The last AU summit here in January failed to agree on a chair for the AU Commission after South Africa’s Home Affairs Minister Nkosazana Dlamini-Zuma challenged the sitting chairman, Gabon’s Jean Ping. The leaders agreed Ping should stay on for a further six months, until this summit.
Ping on Saturday told the handful of heads of state already assembled in the Ethiopian capital that the Mali crisis is one of the biggest challenges facing the 54-member body.
The vast desert north of Mali has been taken over by Al-Qaeda-linked Islamists in the aftermath of a March military coup in the capital Bamako in the south, raising fears of a new regional haven for extremists.
“The situation in Mali is one of the most serious situations our continent is confronted with,” Ping said at the start of a closed-door meeting on Mali and on tensions between Sudan and the year-old breakaway nation of South Sudan.
He said the crisis “imperils the very existence of Mali as a nation”.
Ivory Coast President Alassane Ouattara, the AU Peace and Security Council chair, said the conference “condemns the aim of the terrorist groups to turn northern Mali into a sanctuary and a coordination centre for terrorist groups on the continent such as AQIM, MUJAO, Boko Haram and al-Shebab.”
The Movement for Oneness and Jihad in West Africa (MUJAO) is an armed group presented as an offshoot of Al-Qaeda in the Islamic Maghreb (AQIM).

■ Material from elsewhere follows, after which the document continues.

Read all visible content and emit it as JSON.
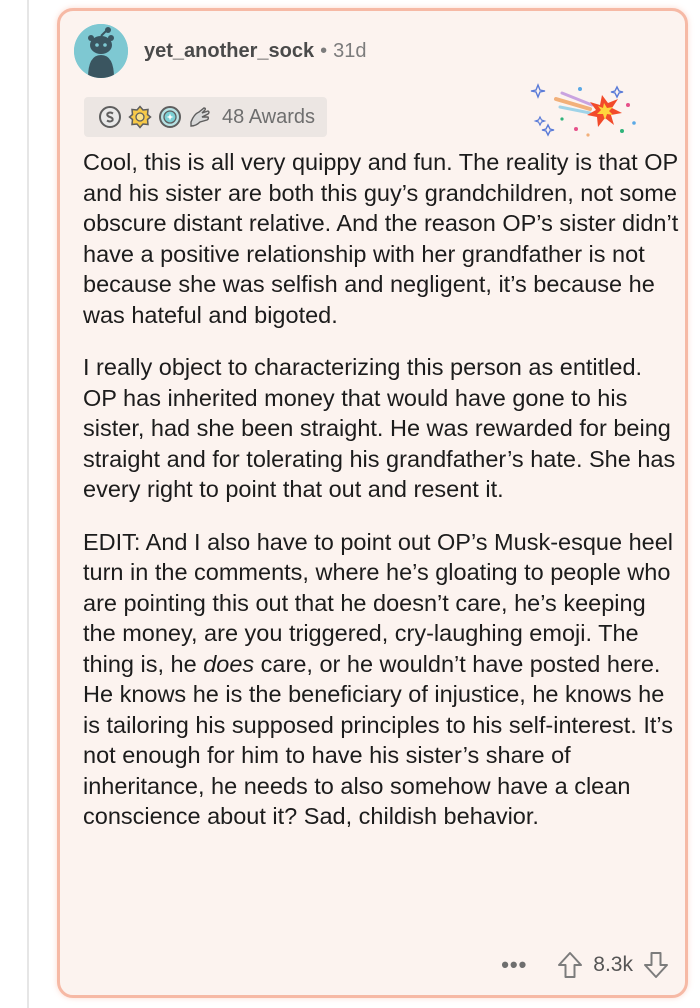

Nigerian Islamist group Boko Haram has since 2009 stepped up attacks on government and Christian targets, while Somalia’s Shebab Islamists, fighting to overthrow the weak, Western-backed government, still stage guerrilla attacks despite having lost ground to African Union troops in recent months.
Ouattara said the four militant groups “constitute a serious threat to regional and international peace and security”.

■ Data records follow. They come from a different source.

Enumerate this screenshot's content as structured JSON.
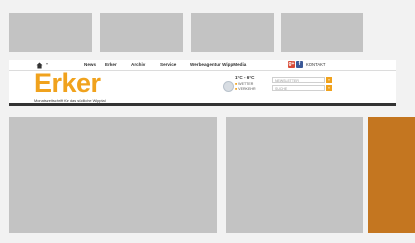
{
  "nav": {
    "items": [
      "News",
      "Erker",
      "Archiv",
      "Service",
      "Werbeagentur WippMedia"
    ],
    "contact": "KONTAKT"
  },
  "brand": {
    "logo": "Erker",
    "tagline": "Monatszeitschrift für das südliche Wipptal",
    "accent_color": "#f0a21d"
  },
  "weather": {
    "temp": "1°C - 6°C",
    "links": [
      "WETTER",
      "VERKEHR"
    ]
  },
  "search": {
    "field1_placeholder": "NEWSLETTER",
    "field2_placeholder": "SUCHE",
    "go_label": "»"
  },
  "social": [
    "g+",
    "f"
  ],
  "colors": {
    "background": "#f2f2f2",
    "placeholder": "#c3c3c3",
    "sidebar": "#c47620"
  }
}
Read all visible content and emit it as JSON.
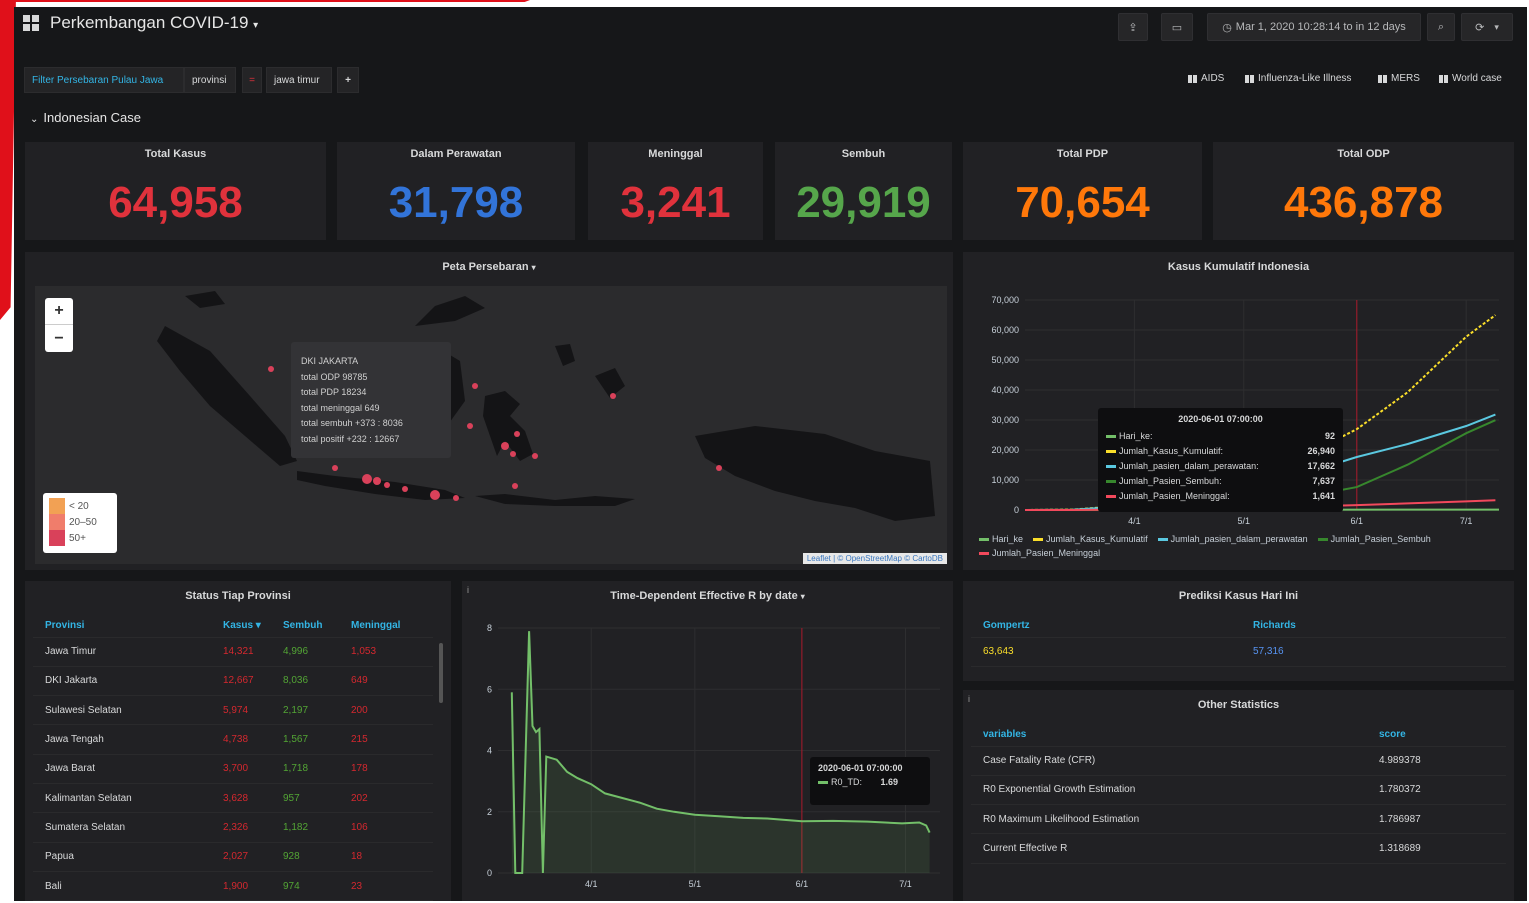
{
  "header": {
    "title": "Perkembangan COVID-19",
    "time_range": "Mar 1, 2020 10:28:14 to in 12 days"
  },
  "variables": {
    "filter_label": "Filter Persebaran Pulau Jawa",
    "var_name": "provinsi",
    "var_value": "jawa timur",
    "add_symbol": "+"
  },
  "links": [
    "AIDS",
    "Influenza-Like Illness",
    "MERS",
    "World case"
  ],
  "row_title": "Indonesian Case",
  "stats": [
    {
      "title": "Total Kasus",
      "value": "64,958",
      "color": "#e0323c"
    },
    {
      "title": "Dalam Perawatan",
      "value": "31,798",
      "color": "#3274d9"
    },
    {
      "title": "Meninggal",
      "value": "3,241",
      "color": "#e0323c"
    },
    {
      "title": "Sembuh",
      "value": "29,919",
      "color": "#56a64b"
    },
    {
      "title": "Total PDP",
      "value": "70,654",
      "color": "#ff780a"
    },
    {
      "title": "Total ODP",
      "value": "436,878",
      "color": "#ff780a"
    }
  ],
  "map_panel": {
    "title": "Peta Persebaran",
    "zoom_in": "+",
    "zoom_out": "−",
    "tooltip": [
      "DKI JAKARTA",
      "total ODP 98785",
      "total PDP 18234",
      "total meninggal 649",
      "total sembuh +373 : 8036",
      "total positif +232 : 12667"
    ],
    "legend": [
      {
        "label": "< 20",
        "color": "#f2a154"
      },
      {
        "label": "20–50",
        "color": "#f07d6b"
      },
      {
        "label": "50+",
        "color": "#d9415a"
      }
    ],
    "attribution": "Leaflet | © OpenStreetMap © CartoDB"
  },
  "cumulative_panel": {
    "title": "Kasus Kumulatif Indonesia",
    "tooltip_header": "2020-06-01 07:00:00",
    "tooltip_rows": [
      {
        "name": "Hari_ke:",
        "value": "92",
        "color": "#73bf69"
      },
      {
        "name": "Jumlah_Kasus_Kumulatif:",
        "value": "26,940",
        "color": "#fade2a"
      },
      {
        "name": "Jumlah_pasien_dalam_perawatan:",
        "value": "17,662",
        "color": "#5ac8e0"
      },
      {
        "name": "Jumlah_Pasien_Sembuh:",
        "value": "7,637",
        "color": "#37872d"
      },
      {
        "name": "Jumlah_Pasien_Meninggal:",
        "value": "1,641",
        "color": "#f2495c"
      }
    ],
    "legend": [
      {
        "name": "Hari_ke",
        "color": "#73bf69"
      },
      {
        "name": "Jumlah_Kasus_Kumulatif",
        "color": "#fade2a"
      },
      {
        "name": "Jumlah_pasien_dalam_perawatan",
        "color": "#5ac8e0"
      },
      {
        "name": "Jumlah_Pasien_Sembuh",
        "color": "#37872d"
      },
      {
        "name": "Jumlah_Pasien_Meninggal",
        "color": "#f2495c"
      }
    ]
  },
  "province_panel": {
    "title": "Status Tiap Provinsi",
    "columns": [
      "Provinsi",
      "Kasus ▾",
      "Sembuh",
      "Meninggal"
    ],
    "rows": [
      [
        "Jawa Timur",
        "14,321",
        "4,996",
        "1,053"
      ],
      [
        "DKI Jakarta",
        "12,667",
        "8,036",
        "649"
      ],
      [
        "Sulawesi Selatan",
        "5,974",
        "2,197",
        "200"
      ],
      [
        "Jawa Tengah",
        "4,738",
        "1,567",
        "215"
      ],
      [
        "Jawa Barat",
        "3,700",
        "1,718",
        "178"
      ],
      [
        "Kalimantan Selatan",
        "3,628",
        "957",
        "202"
      ],
      [
        "Sumatera Selatan",
        "2,326",
        "1,182",
        "106"
      ],
      [
        "Papua",
        "2,027",
        "928",
        "18"
      ],
      [
        "Bali",
        "1,900",
        "974",
        "23"
      ]
    ]
  },
  "rt_panel": {
    "title": "Time-Dependent Effective R by date",
    "tooltip_header": "2020-06-01 07:00:00",
    "tooltip_series": "R0_TD:",
    "tooltip_value": "1.69"
  },
  "prediction_panel": {
    "title": "Prediksi Kasus Hari Ini",
    "columns": [
      "Gompertz",
      "Richards"
    ],
    "values": [
      "63,643",
      "57,316"
    ]
  },
  "other_panel": {
    "title": "Other Statistics",
    "columns": [
      "variables",
      "score"
    ],
    "rows": [
      [
        "Case Fatality Rate (CFR)",
        "4.989378"
      ],
      [
        "R0 Exponential Growth Estimation",
        "1.780372"
      ],
      [
        "R0 Maximum Likelihood Estimation",
        "1.786987"
      ],
      [
        "Current Effective R",
        "1.318689"
      ]
    ]
  },
  "chart_data": [
    {
      "type": "line",
      "title": "Kasus Kumulatif Indonesia",
      "x_tick_labels": [
        "4/1",
        "5/1",
        "6/1",
        "7/1"
      ],
      "ylim": [
        0,
        70000
      ],
      "y_ticks": [
        "0",
        "10,000",
        "20,000",
        "30,000",
        "40,000",
        "50,000",
        "60,000",
        "70,000"
      ],
      "x_range": [
        "2020-03-02",
        "2020-07-10"
      ],
      "series": [
        {
          "name": "Hari_ke",
          "color": "#73bf69",
          "points": [
            [
              "2020-03-02",
              0
            ],
            [
              "2020-07-10",
              131
            ]
          ]
        },
        {
          "name": "Jumlah_Kasus_Kumulatif",
          "color": "#fade2a",
          "points": [
            [
              "2020-03-02",
              2
            ],
            [
              "2020-03-15",
              117
            ],
            [
              "2020-04-01",
              1677
            ],
            [
              "2020-04-15",
              5136
            ],
            [
              "2020-05-01",
              10551
            ],
            [
              "2020-05-15",
              16496
            ],
            [
              "2020-06-01",
              26940
            ],
            [
              "2020-06-15",
              39294
            ],
            [
              "2020-07-01",
              57770
            ],
            [
              "2020-07-09",
              64958
            ]
          ]
        },
        {
          "name": "Jumlah_pasien_dalam_perawatan",
          "color": "#5ac8e0",
          "points": [
            [
              "2020-03-02",
              2
            ],
            [
              "2020-03-15",
              105
            ],
            [
              "2020-04-01",
              1417
            ],
            [
              "2020-04-15",
              4134
            ],
            [
              "2020-05-01",
              7638
            ],
            [
              "2020-05-15",
              11220
            ],
            [
              "2020-06-01",
              17662
            ],
            [
              "2020-06-15",
              22000
            ],
            [
              "2020-07-01",
              28000
            ],
            [
              "2020-07-09",
              31798
            ]
          ]
        },
        {
          "name": "Jumlah_Pasien_Sembuh",
          "color": "#37872d",
          "points": [
            [
              "2020-03-02",
              0
            ],
            [
              "2020-03-15",
              8
            ],
            [
              "2020-04-01",
              103
            ],
            [
              "2020-04-15",
              446
            ],
            [
              "2020-05-01",
              1876
            ],
            [
              "2020-05-15",
              3803
            ],
            [
              "2020-06-01",
              7637
            ],
            [
              "2020-06-15",
              15123
            ],
            [
              "2020-07-01",
              25595
            ],
            [
              "2020-07-09",
              29919
            ]
          ]
        },
        {
          "name": "Jumlah_Pasien_Meninggal",
          "color": "#f2495c",
          "points": [
            [
              "2020-03-02",
              0
            ],
            [
              "2020-03-15",
              5
            ],
            [
              "2020-04-01",
              157
            ],
            [
              "2020-04-15",
              469
            ],
            [
              "2020-05-01",
              800
            ],
            [
              "2020-05-15",
              1076
            ],
            [
              "2020-06-01",
              1641
            ],
            [
              "2020-06-15",
              2198
            ],
            [
              "2020-07-01",
              2876
            ],
            [
              "2020-07-09",
              3241
            ]
          ]
        }
      ]
    },
    {
      "type": "area",
      "title": "Time-Dependent Effective R by date",
      "x_tick_labels": [
        "4/1",
        "5/1",
        "6/1",
        "7/1"
      ],
      "ylim": [
        0,
        8
      ],
      "y_ticks": [
        "0",
        "2",
        "4",
        "6",
        "8"
      ],
      "x_range": [
        "2020-03-05",
        "2020-07-11"
      ],
      "series": [
        {
          "name": "R0_TD",
          "color": "#73bf69",
          "points": [
            [
              "2020-03-09",
              5.9
            ],
            [
              "2020-03-10",
              0
            ],
            [
              "2020-03-12",
              0
            ],
            [
              "2020-03-14",
              7.9
            ],
            [
              "2020-03-15",
              4.8
            ],
            [
              "2020-03-16",
              4.6
            ],
            [
              "2020-03-17",
              4.7
            ],
            [
              "2020-03-18",
              0
            ],
            [
              "2020-03-19",
              3.8
            ],
            [
              "2020-03-22",
              3.7
            ],
            [
              "2020-03-25",
              3.3
            ],
            [
              "2020-03-28",
              3.1
            ],
            [
              "2020-04-01",
              2.9
            ],
            [
              "2020-04-05",
              2.6
            ],
            [
              "2020-04-10",
              2.45
            ],
            [
              "2020-04-15",
              2.3
            ],
            [
              "2020-04-20",
              2.1
            ],
            [
              "2020-04-25",
              2.0
            ],
            [
              "2020-05-01",
              1.9
            ],
            [
              "2020-05-08",
              1.85
            ],
            [
              "2020-05-15",
              1.8
            ],
            [
              "2020-05-22",
              1.78
            ],
            [
              "2020-06-01",
              1.69
            ],
            [
              "2020-06-10",
              1.7
            ],
            [
              "2020-06-20",
              1.68
            ],
            [
              "2020-06-30",
              1.62
            ],
            [
              "2020-07-05",
              1.65
            ],
            [
              "2020-07-07",
              1.55
            ],
            [
              "2020-07-08",
              1.32
            ]
          ]
        }
      ]
    }
  ]
}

In Mali, Islamist fighters took advantage of the chaos following a military coup in March to seize key towns in the north.
The jihadists fought alongside, but then chased off, separatist Tuareg rebels, and have since enforced strict Islamic law and destroyed ancient World Heritage sites they consider idolatrous in the fabled city of Timbuktu.

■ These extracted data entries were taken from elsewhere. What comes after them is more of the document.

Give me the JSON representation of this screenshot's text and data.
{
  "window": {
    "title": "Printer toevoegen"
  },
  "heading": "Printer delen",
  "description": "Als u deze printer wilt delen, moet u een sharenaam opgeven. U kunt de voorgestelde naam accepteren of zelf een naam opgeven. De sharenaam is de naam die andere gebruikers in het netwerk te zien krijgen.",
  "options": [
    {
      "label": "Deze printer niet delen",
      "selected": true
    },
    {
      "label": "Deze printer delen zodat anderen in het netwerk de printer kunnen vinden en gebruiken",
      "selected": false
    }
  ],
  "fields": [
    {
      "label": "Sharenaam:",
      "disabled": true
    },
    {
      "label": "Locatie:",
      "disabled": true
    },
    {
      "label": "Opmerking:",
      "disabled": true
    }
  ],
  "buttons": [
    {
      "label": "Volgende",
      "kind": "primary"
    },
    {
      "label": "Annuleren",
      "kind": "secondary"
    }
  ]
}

At the Addis Ababa summit, the leaders underlined the need to restore security in Mali’s north.
Ouattara reiterated an earlier call by west African leaders to the UN Security Council “for the speedy adoption of a resolution authorising the deployment of troops in Mali under Chapter Seven of the UN charter”.
A west African group of nations has said it is ready to send a 3,300-troop force to help restore order in Mali if it has UN backing.
On the conflict between Sudan and South Sudan — the other issue on the agenda for Saturday’s meeting — Ping said progress at AU-backed peace talks between the two countries “has been slow and maybe even a little uneven”.
He said Thabo Mbeki, the former South African president and AU lead mediator between the two Sudans, would present a report to the summit.
The AU and UN have passed resolutions urging the rivals to reach deals on security, oil and border demarcation by August 2.
Talks have dragged on in recent weeks, and although Khartoum and Juba, which just celebrated the nation’s first birthday, agreed to a cessation of hostilities at the last round of talks, no concrete deals have been forged.
South Sudan’s President Salva Kiir attended the opening session. His northern counterpart Omar al-Bashir arrived a little later. Both leaders left in the mid-afternoon, a few minutes apart, without making any comment.
A summit participant told AFP no direct talks between the two leaders took place but each delivered a speech to the meeting.
Among other flashpoints on the continent, Ping cited the east of the Democratic Republic of Congo where a group of army mutineers known as M23 recently seized a string of small towns from the regular army.